I hadn't really paid much attention to the carrots.  They'd started to kind of slip down the side of the bale and I thought that the bunnies and chipmunks had been having a feast.  Well, not so.  Here are the carrots I harvested today.  This is about 1000% more carrots than I got the last time I tried to grow them.  We're having them for supper.



 

Now for that parsley.  I planted one plant in the end of the bale closest to the house.  As I said, it was in the optimum spot for water and sunshine and it really took advantage of its position.  Look at that thing, its huge.  That is one plant, I swear.  I've got four huge sheaves of parsley all rubber banded to hang from the rafters downstairs to dry.  (I use rubber bands to hold the stems together because they shrink as they dry and rubber bands shrink right along with the stems, unlike string which lets the parsley fall to the dirty, sawdust-y floor)  While I was cutting the parsley and banding it I started singing "Bringing in the Sheaves" in my head but soon it morphed into "Eating Goober Peas."  It seems to me that it's the same song with different lyrics.  Can that be right?  I'll have to google it.






Today dawned clear and cold.  No more patio yoga, that's for sure.  The birdbath was icy and the grass was frosty.  The sky was a gorgeous blue all day, though, and a couple hundred Canada Geese flew by in Vs, hoking away, as I pulled the plants out.








Last night I sat on the couch weaving in the few remaining tails on the Sudoku afghan and this morning while watching CBS Sunday morning I started crocheting the edging.  I decided that it didn't need a wide edge so I chose a hook a bit bigger than the one I joined everything with and got started.  I figure I'll put on three rounds.  I'm not quite halfway through the first one and hope to get one done before bedtime tonight.  This thing WILL be finished, and soon.

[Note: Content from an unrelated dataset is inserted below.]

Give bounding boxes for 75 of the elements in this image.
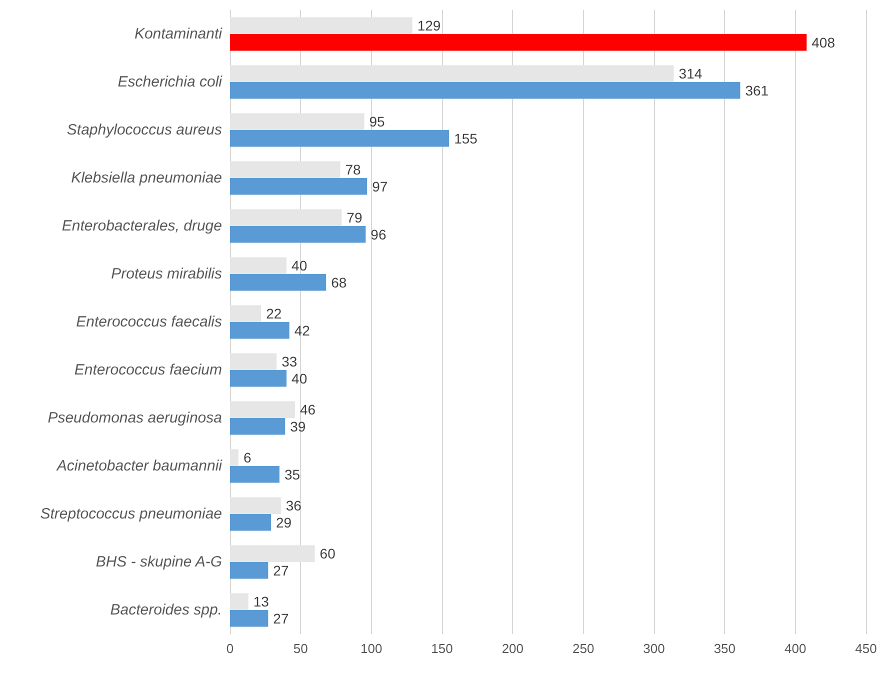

October 29--The Arcade Shopping Mall in Cleveland, Ohio c. 1900  Laurie was falling asleep sifting through the photo collection of the Ohio State University Library.  She was supposed to be sorting them into categories and decades. Instead she was imagining what the lives of the people in the photos were like.  She put herself into the the photos of places wondering how they would feel and sound on the day the photo was taken.  The admired the ornate ironwork of the railings and the lampposts that looked like upended chandeliers.

Well, the microwave just beeped telling me that the corn is done so I've got to go put the carrots in, then flip the pork steak I'm grilling along with some drumsticks for this week's suppers.  Toodle-oo.
--Barbara

1 comment:

Aunt B said...

So much news today! Can't believe you really had frost but that's a sure sign that it's time for the straw bale garden to be dismantled. But you really did have a bumper crop of carrots and parsley -- and lots of other good things too. A regular farm right in your own back yard. And coming to the end of the Sudoku afghan! When it's finally really and truly done, you should declare a national holiday!!